It also ignores that seccomp-bpf allows for far more fine-grained rules for syscalls (like specifying that certain bits be cleared or certain arguments be equal to a value). And they're adding more and more features over time to it. I don't get why you would use ptrace (and if you don't use ptrace then you don't need another layer -- just play with the exising OCI support for seccomp and use runc directly).
seccomp-bpf doesn't let you follow pointers, so you can't even implement most pledge() restrictions in it. For instance, pledge() always permits open("/etc/localtime"), but at the point seccomp
is run, all you know is open(some pointer to userspace).
You could imagine combining seccomp-bpf with some other system that reads the arguments after they've been copied to kernelspace, which is basically Landlock's approach https://lwn.net/Articles/698226/. But I've been personally waiting for something like this since 2011 or so when people were saying seccomp mode 2 should use ftrace, and Landlock itself has been in review (slash argument) for two years. An approach like gVisor works today.
> seccomp-bpf doesn't let you follow pointers, so you can't even implement most pledge() restrictions in it. For instance, pledge() always permits open("/etc/localtime"), but at the point seccomp is run, all you know is open(some pointer to userspace).
This is something that is being worked on (separately but similar to Landlock) in the form of seccomp syscall emulation (I don't remember the actual name of the patchset at the moment but it was proposed a month ago I think). However after talking to some seccomp folks I was told that in theory eBPF maps could be used for this purpose (though I'm not really convinced to be honest).
The real downside of ptrace is that you cannot filter which syscalls you're interested in -- so you pay the price of tracing for every syscall. seccomp doesn't have this problem.
You can use SECCOMP_RET_TRACE to kick complicated cases back to the ptracer but handle the easy cases without the slowdown. So you can write a seccomp policy that does something like this pseudocode:
if syscall == SYS_open:
if flags == O_RDONLY:
return (SECCOMP_RET_TRACE, 0)
else:
return (SECCOMP_RET_ERRNO, EPERM)
else if syscall in (SYS_read, SYS_write, ...):
return (SECCOMP_RET_ALLOW, 0)
else:
return (SECCOMP_RET_ERRNO, ENOSYS)
and it would be much much faster than tracing every system call, since most programs call open() rarely and read() and write() very often.

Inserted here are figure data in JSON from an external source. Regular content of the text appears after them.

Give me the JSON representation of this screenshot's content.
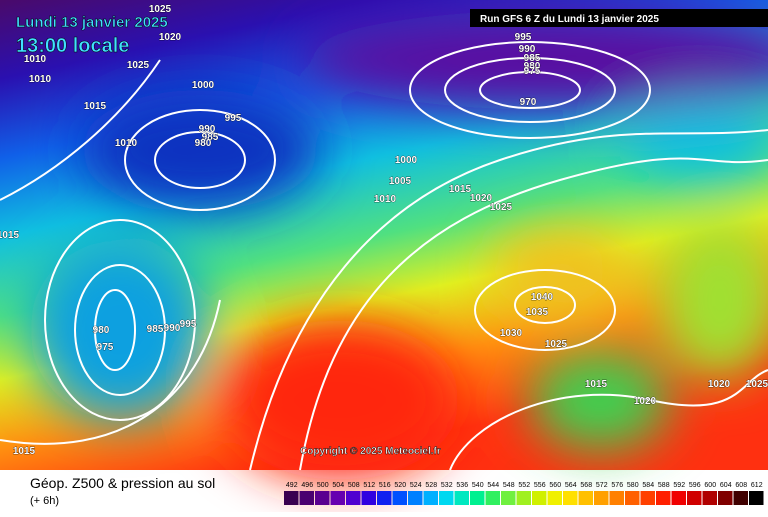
{
  "header": {
    "date": "Lundi 13 janvier 2025",
    "time": "13:00 locale",
    "run": "Run GFS 6 Z du Lundi 13 janvier 2025"
  },
  "copyright": "Copyright © 2025 Meteociel.fr",
  "footer": {
    "title": "Géop. Z500 & pression au sol",
    "step": "(+ 6h)"
  },
  "scale": {
    "labels": [
      "492",
      "496",
      "500",
      "504",
      "508",
      "512",
      "516",
      "520",
      "524",
      "528",
      "532",
      "536",
      "540",
      "544",
      "548",
      "552",
      "556",
      "560",
      "564",
      "568",
      "572",
      "576",
      "580",
      "584",
      "588",
      "592",
      "596",
      "600",
      "604",
      "608",
      "612"
    ]
  },
  "isobars": {
    "labels": [
      "1025",
      "1020",
      "1010",
      "1010",
      "1025",
      "1015",
      "1000",
      "995",
      "990",
      "985",
      "980",
      "1010",
      "995",
      "990",
      "985",
      "980",
      "975",
      "970",
      "1000",
      "1005",
      "1010",
      "1015",
      "1020",
      "1025",
      "1015",
      "980",
      "975",
      "985",
      "990",
      "995",
      "1040",
      "1035",
      "1030",
      "1025",
      "1015",
      "1020",
      "1020",
      "1025",
      "1015"
    ]
  }
}
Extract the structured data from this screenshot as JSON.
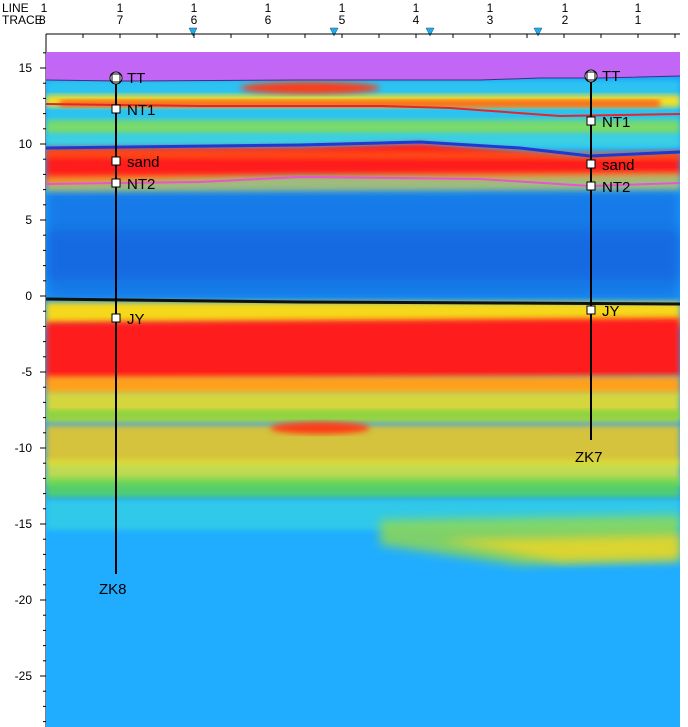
{
  "header": {
    "row1_title": "LINE",
    "row2_title": "TRACE",
    "trace_start": "8",
    "line_numbers": [
      "1",
      "1",
      "1",
      "1",
      "1",
      "1",
      "1",
      "1",
      "1"
    ],
    "trace_numbers": [
      "7",
      "6",
      "6",
      "5",
      "4",
      "3",
      "2",
      "1"
    ]
  },
  "axis": {
    "y_ticks": [
      "15",
      "10",
      "5",
      "0",
      "-5",
      "-10",
      "-15",
      "-20",
      "-25"
    ],
    "y_values": [
      15,
      10,
      5,
      0,
      -5,
      -10,
      -15,
      -20,
      -25
    ]
  },
  "wells": [
    {
      "name": "ZK8",
      "markers": [
        "TT",
        "NT1",
        "sand",
        "NT2",
        "JY"
      ]
    },
    {
      "name": "ZK7",
      "markers": [
        "TT",
        "NT1",
        "sand",
        "NT2",
        "JY"
      ]
    }
  ],
  "colors": {
    "top_layer": "#c266f5",
    "horizon_nt1": "#e2262b",
    "horizon_sand": "#1f3ad1",
    "horizon_nt2": "#e755d0",
    "horizon_jy": "#111111",
    "marker_triangle": "#29a7e6"
  }
}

That said, the ptracer's job here is kind of hard, because the kernel still gets an untrusted userspace pointer, and another thread, another process, etc. can modify that memory in between the ptracer okaying it and the kernel getting to it. (See "Argument races" in Tal Garfinkel's 2003 "Traps and Pitfalls" paper.) So you either want the filtering to happen in the kernel after it's been copied to kernelspace (which is Landlock's approach), or do the open from a trusted process and send the fd over (which is I think gVisor's approach).
> seccomp-bpf doesn't let you follow pointers, so you can't even implement most pledge() restrictions in it.
That's not even the least of it, it's impossible to implement the ratcheting down semantics of pledge() using seccomp-bpf. For example, an initial pledge("stdio rpath") may be later reduced to pledge("stdio").
"Subsequent calls to pledge can reduce the abilities further, but abilities can never be regained."
Personally I don't think pledge()'s semantics are the best idea in the world, especially since all of the restrictions are cleared on exec() if it is permitted IIRC -- so it's useless for sandboxing.
Of course. If you promise "exec", then you're allowed exec. This allows pledge to be in software that otherwise would be impossible, for example text editors, and other shells. It still reduces attack surface, as the shell itself can no longer open sockets, or random device ioctls. The alternative is no protection at all.
> Package ptrace provides a ptrace-based implementation of the platform interface. This is useful for development and testing purposes primarily, and runs on stock kernels without special permissions.